Improving Perceptual Audio Aesthetic Assessment via Triplet Loss and Self-Supervised Embeddings
This work addresses domain shift in audio quality assessment for generative audio systems, which is incremental as it builds on existing methods like BEATs and triplet loss.
The paper tackled the problem of predicting multiple perceptual quality scores for generative audio, such as text-to-speech and text-to-music, by addressing domain shift between natural training and synthetic evaluation data, resulting in improved embedding discriminability and generalization without synthetic training data.
We present a system for automatic multi-axis perceptual quality prediction of generative audio, developed for Track 2 of the AudioMOS Challenge 2025. The task is to predict four Audio Aesthetic Scores--Production Quality, Production Complexity, Content Enjoyment, and Content Usefulness--for audio generated by text-to-speech (TTS), text-to-audio (TTA), and text-to-music (TTM) systems.
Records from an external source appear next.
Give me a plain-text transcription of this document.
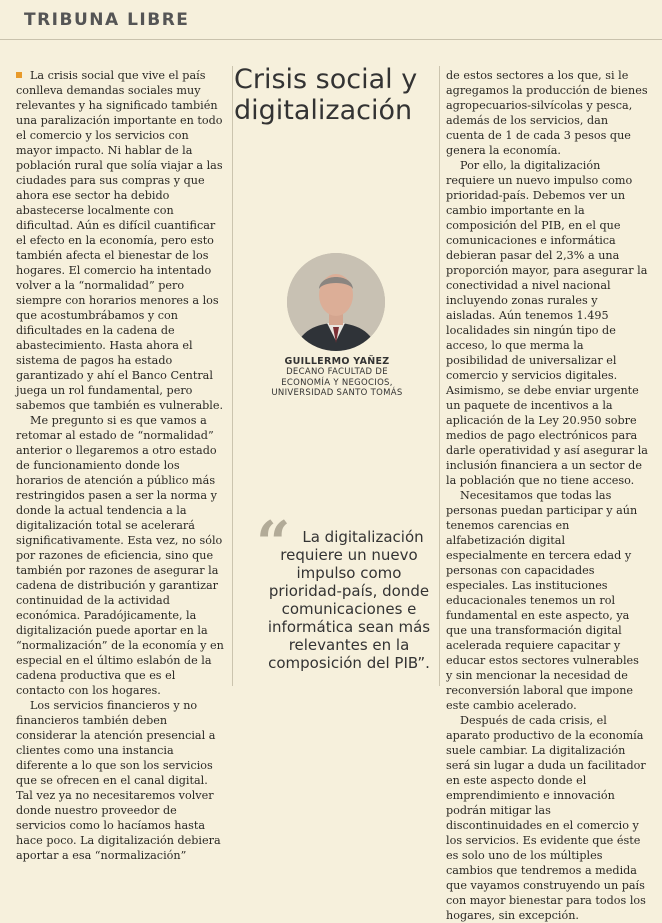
TRIBUNA LIBRE

La crisis social que vive el país conlleva demandas sociales muy relevantes y ha significado también una paralización importante en todo el comercio y los servicios con mayor impacto. Ni hablar de la población rural que solía viajar a las ciudades para sus compras y que ahora ese sector ha debido abastecerse localmente con dificultad. Aún es difícil cuantificar el efecto en la economía, pero esto también afecta el bienestar de los hogares. El comercio ha intentado volver a la “normalidad” pero siempre con horarios menores a los que acostumbrábamos y con dificultades en la cadena de abastecimiento. Hasta ahora el sistema de pagos ha estado garantizado y ahí el Banco Central juega un rol fundamental, pero sabemos que también es vulnerable.

Me pregunto si es que vamos a retomar al estado de “normalidad” anterior o llegaremos a otro estado de funcionamiento donde los horarios de atención a público más restringidos pasen a ser la norma y donde la actual tendencia a la digitalización total se acelerará significativamente. Esta vez, no sólo por razones de eficiencia, sino que también por razones de asegurar la cadena de distribución y garantizar continuidad de la actividad económica. Paradójicamente, la digitalización puede aportar en la “normalización” de la economía y en especial en el último eslabón de la cadena productiva que es el contacto con los hogares.

Los servicios financieros y no financieros también deben considerar la atención presencial a clientes como una instancia diferente a lo que son los servicios que se ofrecen en el canal digital. Tal vez ya no necesitaremos volver donde nuestro proveedor de servicios como lo hacíamos hasta hace poco. La digitalización debiera aportar a esa “normalización”

Crisis social y digitalización
GUILLERMO YAÑEZ
DECANO FACULTAD DE ECONOMÍA Y NEGOCIOS, UNIVERSIDAD SANTO TOMÁS
“ La digitalización requiere un nuevo impulso como prioridad-país, donde comunicaciones e informática sean más relevantes en la composición del PIB”.

de estos sectores a los que, si le agregamos la producción de bienes agropecuarios-silvícolas y pesca, además de los servicios, dan cuenta de 1 de cada 3 pesos que genera la economía.

Por ello, la digitalización requiere un nuevo impulso como prioridad-país. Debemos ver un cambio importante en la composición del PIB, en el que comunicaciones e informática debieran pasar del 2,3% a una proporción mayor, para asegurar la conectividad a nivel nacional incluyendo zonas rurales y aisladas. Aún tenemos 1.495 localidades sin ningún tipo de acceso, lo que merma la posibilidad de universalizar el comercio y servicios digitales. Asimismo, se debe enviar urgente un paquete de incentivos a la aplicación de la Ley 20.950 sobre medios de pago electrónicos para darle operatividad y así asegurar la inclusión financiera a un sector de la población que no tiene acceso.

Necesitamos que todas las personas puedan participar y aún tenemos carencias en alfabetización digital especialmente en tercera edad y personas con capacidades especiales. Las instituciones educacionales tenemos un rol fundamental en este aspecto, ya que una transformación digital acelerada requiere capacitar y educar estos sectores vulnerables y sin mencionar la necesidad de reconversión laboral que impone este cambio acelerado.

Después de cada crisis, el aparato productivo de la economía suele cambiar. La digitalización será sin lugar a duda un facilitador en este aspecto donde el emprendimiento e innovación podrán mitigar las discontinuidades en el comercio y los servicios. Es evidente que éste es solo uno de los múltiples cambios que tendremos a medida que vayamos construyendo un país con mayor bienestar para todos los hogares, sin excepción.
A main challenge is the domain shift between natural training data and synthetic evaluation data. To address this, we combine BEATs, a pretrained transformer-based audio representation model, with a multi-branch long short-term memory (LSTM) predictor and use a triplet loss with buffer-based sampling to structure the embedding space by perceptual similarity. Our results show that this improves embedding discriminability and generalization, enabling domain-robust audio quality assessment without synthetic training data.